A more relaxed definition of “everywhere” would be the tools you most care about. Currently the tools I most want to use with regular expressions are sed, awk, grep, and Emacs.

Awk as lowest common denominator

If you use the Gnu versions of sed, awk, and grep, and use the -E option with sed and grep, then the list of common features is bigger. The regular expression features of the three tools are similar, and awk’s features are supported in the other tools, with one exception: word boundaries in awk are \< and \> rather than \b and \B.

I wrote about Awk’s regex features here.

Emacs as the oddball

Emacs supports analogs of most of awk’s regex features. However, the characters

    + ? ( ) { } |

all require a backslash in front in order to act like the awk counterparts.
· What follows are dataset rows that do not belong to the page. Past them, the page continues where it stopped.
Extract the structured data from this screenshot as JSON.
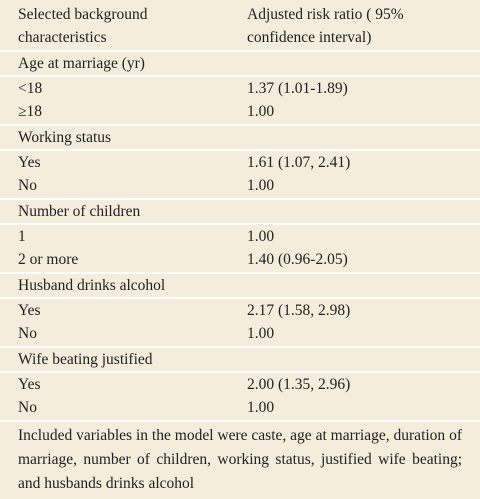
{
  "header": {
    "columns": [
      "Selected background characteristics",
      "Adjusted risk ratio ( 95% confidence interval)"
    ]
  },
  "sections": [
    {
      "title": "Age at marriage (yr)",
      "rows": [
        [
          "<18",
          "1.37 (1.01-1.89)"
        ],
        [
          "≥18",
          "1.00"
        ]
      ]
    },
    {
      "title": "Working status",
      "rows": [
        [
          "Yes",
          "1.61 (1.07, 2.41)"
        ],
        [
          "No",
          "1.00"
        ]
      ]
    },
    {
      "title": "Number of children",
      "rows": [
        [
          "1",
          "1.00"
        ],
        [
          "2 or more",
          "1.40 (0.96-2.05)"
        ]
      ]
    },
    {
      "title": "Husband drinks alcohol",
      "rows": [
        [
          "Yes",
          "2.17 (1.58, 2.98)"
        ],
        [
          "No",
          "1.00"
        ]
      ]
    },
    {
      "title": "Wife beating justified",
      "rows": [
        [
          "Yes",
          "2.00 (1.35, 2.96)"
        ],
        [
          "No",
          "1.00"
        ]
      ]
    }
  ],
  "footnote": "Included variables in the model were caste, age at marriage, duration of marriage, number of children, working status, justified wife beating; and husbands drinks alcohol"
}
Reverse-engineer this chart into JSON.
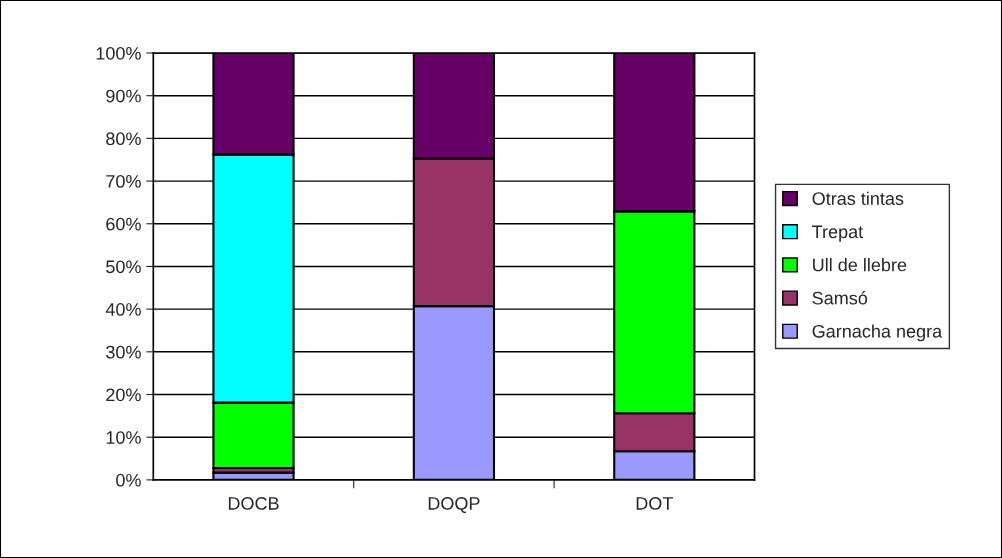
{
  "chart_data": {
    "type": "bar",
    "stacked": true,
    "categories": [
      "DOCB",
      "DOQP",
      "DOT"
    ],
    "series": [
      {
        "name": "Garnacha negra",
        "color": "#9999ff",
        "values": [
          1.7,
          40.7,
          6.7
        ]
      },
      {
        "name": "Samsó",
        "color": "#993366",
        "values": [
          1.1,
          34.6,
          8.9
        ]
      },
      {
        "name": "Ull de llebre",
        "color": "#00ff00",
        "values": [
          15.3,
          0,
          47.3
        ]
      },
      {
        "name": "Trepat",
        "color": "#00ffff",
        "values": [
          58.1,
          0,
          0
        ]
      },
      {
        "name": "Otras tintas",
        "color": "#660066",
        "values": [
          23.8,
          24.7,
          37.1
        ]
      }
    ],
    "ylim": [
      0,
      100
    ],
    "yticks": [
      {
        "value": 0,
        "label": "0%"
      },
      {
        "value": 10,
        "label": "10%"
      },
      {
        "value": 20,
        "label": "20%"
      },
      {
        "value": 30,
        "label": "30%"
      },
      {
        "value": 40,
        "label": "40%"
      },
      {
        "value": 50,
        "label": "50%"
      },
      {
        "value": 60,
        "label": "60%"
      },
      {
        "value": 70,
        "label": "70%"
      },
      {
        "value": 80,
        "label": "80%"
      },
      {
        "value": 90,
        "label": "90%"
      },
      {
        "value": 100,
        "label": "100%"
      }
    ],
    "grid": "y",
    "legend": "right"
  }
}
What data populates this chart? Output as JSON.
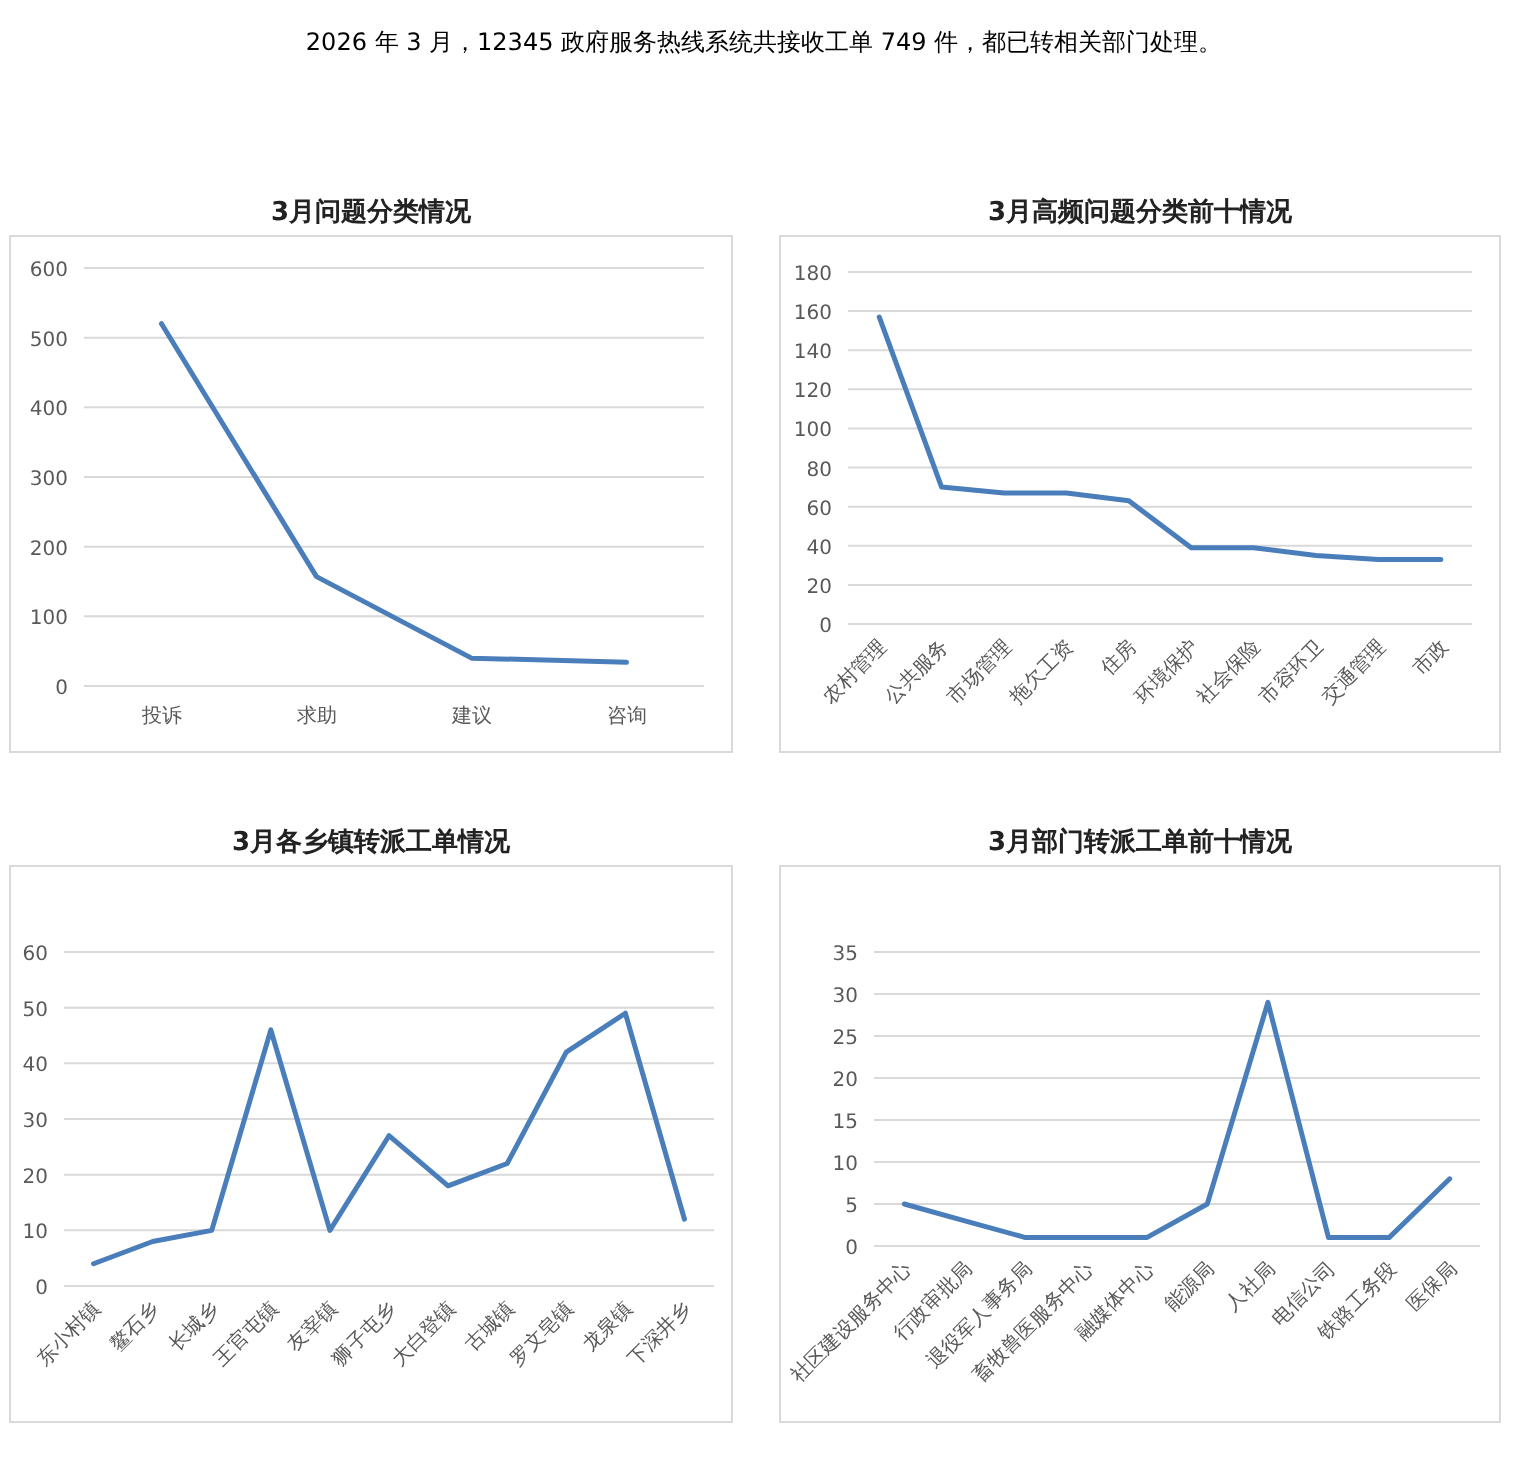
{
  "chart_data": [
    {
      "type": "line",
      "title": "3月问题分类情况",
      "annotations": [
        "2026 年 3 月，12345 政府服务热线系统共接收工单 749 件，都已转相关部门处理。"
      ],
      "categories": [
        "投诉",
        "求助",
        "建议",
        "咨询"
      ],
      "values": [
        520,
        157,
        40,
        34
      ],
      "color": "#4a7ebb",
      "ylim": [
        0,
        600
      ],
      "yticks": [
        0,
        100,
        200,
        300,
        400,
        500,
        600
      ],
      "grid": "y"
    },
    {
      "type": "line",
      "title": "3月高频问题分类前十情况",
      "categories": [
        "农村管理",
        "公共服务",
        "市场管理",
        "拖欠工资",
        "住房",
        "环境保护",
        "社会保险",
        "市容环卫",
        "交通管理",
        "市政"
      ],
      "values": [
        157,
        70,
        67,
        67,
        63,
        39,
        39,
        35,
        33,
        33
      ],
      "color": "#4a7ebb",
      "ylim": [
        0,
        180
      ],
      "yticks": [
        0,
        20,
        40,
        60,
        80,
        100,
        120,
        140,
        160,
        180
      ],
      "grid": "y"
    },
    {
      "type": "line",
      "title": "3月各乡镇转派工单情况",
      "categories": [
        "东小村镇",
        "鳌石乡",
        "长城乡",
        "王官屯镇",
        "友宰镇",
        "狮子屯乡",
        "大白登镇",
        "古城镇",
        "罗文皂镇",
        "龙泉镇",
        "下深井乡"
      ],
      "values": [
        4,
        8,
        10,
        46,
        10,
        27,
        18,
        22,
        42,
        49,
        12
      ],
      "color": "#4a7ebb",
      "ylim": [
        0,
        60
      ],
      "yticks": [
        0,
        10,
        20,
        30,
        40,
        50,
        60
      ],
      "grid": "y"
    },
    {
      "type": "line",
      "title": "3月部门转派工单前十情况",
      "categories": [
        "社区建设服务中心",
        "行政审批局",
        "退役军人事务局",
        "畜牧兽医服务中心",
        "融媒体中心",
        "能源局",
        "人社局",
        "电信公司",
        "铁路工务段",
        "医保局"
      ],
      "values": [
        5,
        3,
        1,
        1,
        1,
        5,
        29,
        1,
        1,
        8
      ],
      "color": "#4a7ebb",
      "ylim": [
        0,
        35
      ],
      "yticks": [
        0,
        5,
        10,
        15,
        20,
        25,
        30,
        35
      ],
      "grid": "y"
    }
  ]
}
Also, the analog of \s and \S in awk is \s- and \S- in Emacs.

Instead of meaning space or nonspace, \s and \S in Emacs begin a (negated) character class, and one of those classes is - for space. But there are many others. For example, \s. stands for a punctuation character and \S. stands for a non-punctuation character.

What works everywhere

So for my definition of “everywhere,” with the caveats mentioned above, the following features work everywhere. YMMV.

    .
    ^, $
    […], [^…]
    *
    \w, \W, \s, \S
    \1 - \9 backreferences
    \b \B
    ? + 
    | alternation
    {n,m} for counting matches
    (...) capturing

One footnote is that gawk supports backreferences in replacement strings but not in regular expressions per se.

[1] To some extent, basic Perl features work elsewhere and advanced features do not, depending on your idea of what is basic or advanced. I think of look-around features as advanced, and that tracks. But I think of \d for digits as basic, but that’s not supported in many regex flavors.